Briefly Explain Lloyd's algorithm ("k-means algorithm")

You are running Lloyd's algorithm with k=2, and are currently in the state shown below. Draw (approximately) where the cluster centers will be in the next step, and explain why.

<a href="/CI-0129/assets/img/clusterproblemclear.png">Clear version</a>

---

# Unsupervised Learning

For the data given below, show a potential clustering Lloyd's algorithm could produce for k=3. Is this a good clustering? Why/why not?

---

# Q-Learning

Explain each of the terms in the Q update expression:

$$
Q(s,a) \leftarrow (1-\alpha) \cdot Q(s,a) + \alpha \cdot  (R(s) + \gamma \max_{a'} Q(T(s,a),a'))
$$

---

# Q-Learning

Given the Q-table below, which action would the policy defined by this table select in state 2?

State | Walk left | Walk right | Jump
------|-----------|------------|--------
1     |   2.313   | 1.337      | 6.1
2     |   1.5     | -2.8       | 0.24
3     |  -4.1     | 2.4        | 0.0
4     |  -2.6     | 3.4        | -1

---

# Q-Learning

Given the Q-table below, your agent is in state 2, performs the action "walk left", which results in a reward of 0.7 and leads to state 3. How will the Q-table change, using the Q-update rule using a learning rate of 0.5, and a discount factor (gamma) of 0.75?

$$
Q(s,a) \leftarrow (1-\alpha) Q(s,a) + \alpha \cdot (R(s) + \gamma \cdot \max_{a} Q(T(s,a),a))
$$

State | Walk left | Walk right | Jump
------|-----------|------------|--------
1     |   2.313   | 1.23       | 6.1
2     |   1.5     | -2.8       | 0.24
3     |  -4.1     | 2.4        | 0.0
4     |  -2.6     | 3.4        | -1

---

# Supervised Learning

* What is Regression?

* What is Classification?

---

# Classification

You are given a set of images, with 100x100 pixels, some of which are spoons, and some are forks. You are tasked with implementing a classifier to distinguish between these two types of silverware.

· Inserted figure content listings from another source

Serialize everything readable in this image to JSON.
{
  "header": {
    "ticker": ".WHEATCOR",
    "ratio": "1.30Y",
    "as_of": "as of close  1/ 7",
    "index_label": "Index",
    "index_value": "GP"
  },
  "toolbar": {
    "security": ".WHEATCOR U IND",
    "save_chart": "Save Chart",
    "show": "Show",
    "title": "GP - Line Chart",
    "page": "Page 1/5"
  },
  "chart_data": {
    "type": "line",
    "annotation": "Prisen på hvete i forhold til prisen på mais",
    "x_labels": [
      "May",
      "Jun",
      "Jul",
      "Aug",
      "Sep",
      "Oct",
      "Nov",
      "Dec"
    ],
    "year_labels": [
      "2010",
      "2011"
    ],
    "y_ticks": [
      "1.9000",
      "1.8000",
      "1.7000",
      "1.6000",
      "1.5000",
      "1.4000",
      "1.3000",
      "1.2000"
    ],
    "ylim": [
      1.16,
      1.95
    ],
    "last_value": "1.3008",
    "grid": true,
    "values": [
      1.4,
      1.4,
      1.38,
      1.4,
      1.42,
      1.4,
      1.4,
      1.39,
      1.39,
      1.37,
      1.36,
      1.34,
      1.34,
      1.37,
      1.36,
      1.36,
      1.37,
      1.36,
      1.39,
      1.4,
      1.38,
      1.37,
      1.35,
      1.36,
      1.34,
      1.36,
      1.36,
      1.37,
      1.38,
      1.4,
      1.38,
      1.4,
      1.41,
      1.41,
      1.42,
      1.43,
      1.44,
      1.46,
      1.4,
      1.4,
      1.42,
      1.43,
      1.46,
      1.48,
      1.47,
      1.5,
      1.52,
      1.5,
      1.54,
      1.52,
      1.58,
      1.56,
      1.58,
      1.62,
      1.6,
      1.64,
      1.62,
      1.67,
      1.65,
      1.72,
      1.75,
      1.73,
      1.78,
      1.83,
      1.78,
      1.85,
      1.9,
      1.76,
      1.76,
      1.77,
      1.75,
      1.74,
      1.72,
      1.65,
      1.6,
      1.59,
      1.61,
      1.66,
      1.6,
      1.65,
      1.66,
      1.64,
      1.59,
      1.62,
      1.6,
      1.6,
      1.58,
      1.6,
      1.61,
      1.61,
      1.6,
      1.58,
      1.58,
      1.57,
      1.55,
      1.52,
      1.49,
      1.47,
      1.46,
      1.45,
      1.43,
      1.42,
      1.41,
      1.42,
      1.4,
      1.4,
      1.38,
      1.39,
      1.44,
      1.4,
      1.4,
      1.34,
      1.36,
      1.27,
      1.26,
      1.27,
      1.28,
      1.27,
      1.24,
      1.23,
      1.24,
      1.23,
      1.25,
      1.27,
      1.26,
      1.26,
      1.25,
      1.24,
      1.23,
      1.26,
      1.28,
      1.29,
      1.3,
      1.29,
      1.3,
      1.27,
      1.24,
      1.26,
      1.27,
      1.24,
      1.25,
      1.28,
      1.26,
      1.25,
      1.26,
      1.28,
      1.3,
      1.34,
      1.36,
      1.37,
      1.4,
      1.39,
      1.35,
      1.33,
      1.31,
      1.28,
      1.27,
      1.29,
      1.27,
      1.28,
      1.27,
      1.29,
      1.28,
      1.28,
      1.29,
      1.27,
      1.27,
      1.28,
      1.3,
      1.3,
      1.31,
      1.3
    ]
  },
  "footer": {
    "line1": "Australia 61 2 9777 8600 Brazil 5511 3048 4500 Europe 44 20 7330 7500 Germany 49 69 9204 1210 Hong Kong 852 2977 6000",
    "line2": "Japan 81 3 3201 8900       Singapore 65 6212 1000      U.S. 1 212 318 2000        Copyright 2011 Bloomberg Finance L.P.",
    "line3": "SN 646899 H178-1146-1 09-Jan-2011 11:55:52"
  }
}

* What Neural Network architecture would you propose for this task (layers, neurons, activation functions)?

---

# PyTorch

Draw the neural network corresponding to this pytorch code. Clearly note the activation function of each layer!

```Python
class MysteryNet(torch.nn.Module):
    def __init__(self):
        super(TwoLayerNet, self).__init__()
        self.lin1 = torch.nn.Linear(3, 5)
        self.lin2 = torch.nn.Linear(5, 2)
        
        self.af1 = torch.nn.LeakyReLU()
        self.af2 = torch.nn.Sigmoid()
    def forward(self, x):
        h = self.lin1(x)
        h = self.af1(h)
        h = self.lin2(h)
        return self.af2(h)
```

---

# Ethical Considerations

G. Rind R. is the CEO of a startup that wants to make a dating app targeted at gay people. He offers to pay you 100 000 USD for a machine learning system that takes people's facebook pictures to predict if they are gay.

Briefly discuss ethical and legal concerns you have about this assignment.